Multics was written in PL/I -- a higher-level language that combined the computational features of FORTRAN with the string and structure-handling features of COBOL. PL/I featured some truly powerful data-handing capabilities for its time. It wasn't until almost 40 years later that the C family of languages escaped the limiting paradigm trap that "real data items fit in registers, and anything that doesn't fit in a register must be treated by the programmer as a pointer to things that do" -- yet PL/I avoided such limits from day one.
Of course, implementing that sort of power was a tall order for the software and the software engineers of the 1960s, when "human interface standards" weren't even on the top ten list of most code hackers. It was tough enough getting a PL/I compiler to work properly without also holding the hands of the engineers (and students) who were trying to use it.
As a result, submitting a less than perfect program to the early PL/I compiler (and who never did?) could often result in error diagnostics that were inscrutable, frightening, unduly pedagogical, or sometimes even downright arrogant.
Here are some of my favorites.
105. The statement has been truncated.120. An identifier or constant has been truncated.
149. Text was deleted from this statement.
37. The picture attribute does not seem to be followed by a picture. Processing of the declaration of <foo> has been terminated.38. Multiple picture attributes have been specified for <foo>. Processing of this declaration has been terminated.
85. Implementation restriction: The picture attribute can not be processed by this version of the compiler. The picture attribute has been used in the declaration of <foo>.
209. Conflicting abnormality attributes have been specified for <foo>.46. Implementation restriction: Fixed point division is not implemented by this version of the compiler. Use the divide built-in function to perform integer division. The only acceptable form of the divide built-in function is divide(j,k,p,0), where j is the dividend, k is the divisor, and p is a constant giving the desired precision of the quotient.

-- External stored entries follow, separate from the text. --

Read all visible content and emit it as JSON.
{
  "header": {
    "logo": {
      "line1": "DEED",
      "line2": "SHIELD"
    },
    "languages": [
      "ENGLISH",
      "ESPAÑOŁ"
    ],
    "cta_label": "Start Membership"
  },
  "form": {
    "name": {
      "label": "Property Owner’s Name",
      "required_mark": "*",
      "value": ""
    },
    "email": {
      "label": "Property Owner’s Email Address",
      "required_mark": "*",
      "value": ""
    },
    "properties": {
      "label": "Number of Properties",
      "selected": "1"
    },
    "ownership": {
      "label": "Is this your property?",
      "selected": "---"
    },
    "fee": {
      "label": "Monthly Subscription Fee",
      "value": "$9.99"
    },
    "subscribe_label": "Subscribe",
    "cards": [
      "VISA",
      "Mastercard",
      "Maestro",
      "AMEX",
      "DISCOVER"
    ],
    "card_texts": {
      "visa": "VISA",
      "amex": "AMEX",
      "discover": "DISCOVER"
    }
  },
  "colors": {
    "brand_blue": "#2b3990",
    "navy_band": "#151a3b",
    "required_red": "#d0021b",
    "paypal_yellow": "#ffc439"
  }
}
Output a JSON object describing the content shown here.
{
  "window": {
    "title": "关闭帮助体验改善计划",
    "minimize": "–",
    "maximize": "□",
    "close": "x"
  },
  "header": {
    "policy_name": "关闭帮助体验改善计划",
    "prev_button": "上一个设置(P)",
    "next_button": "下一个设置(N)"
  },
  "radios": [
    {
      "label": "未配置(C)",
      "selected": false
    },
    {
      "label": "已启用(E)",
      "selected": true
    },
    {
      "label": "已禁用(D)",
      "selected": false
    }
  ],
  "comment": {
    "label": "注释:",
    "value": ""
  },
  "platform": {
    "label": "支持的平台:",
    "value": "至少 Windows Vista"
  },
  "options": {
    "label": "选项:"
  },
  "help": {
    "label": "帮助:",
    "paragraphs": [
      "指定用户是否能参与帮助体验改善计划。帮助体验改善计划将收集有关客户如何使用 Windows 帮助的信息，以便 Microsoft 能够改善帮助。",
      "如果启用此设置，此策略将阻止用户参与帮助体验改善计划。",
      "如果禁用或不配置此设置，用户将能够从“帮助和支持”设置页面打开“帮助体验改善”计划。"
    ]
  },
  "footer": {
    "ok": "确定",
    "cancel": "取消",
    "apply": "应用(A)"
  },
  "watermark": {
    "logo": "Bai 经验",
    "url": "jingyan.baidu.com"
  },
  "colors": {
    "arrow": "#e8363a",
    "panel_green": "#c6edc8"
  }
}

149. Implementation restriction: The "stringrange" on-condition can not be enabled when the "substr" pseudo-variable is used. Note that this restriction does not apply to the "substr" built-in function.
176. Implementation restriction: This program contains a declaration which contains an expression. Within the expression a string or substr built-in function is used. For reasons which are too difficult for me to explain the compiler is unable to create a valid argument descriptor for the variable when it is passed as an argument. Either remove the offending built-in function from the declaration or do not pass the variable as an argument to an entry which requires descriptors.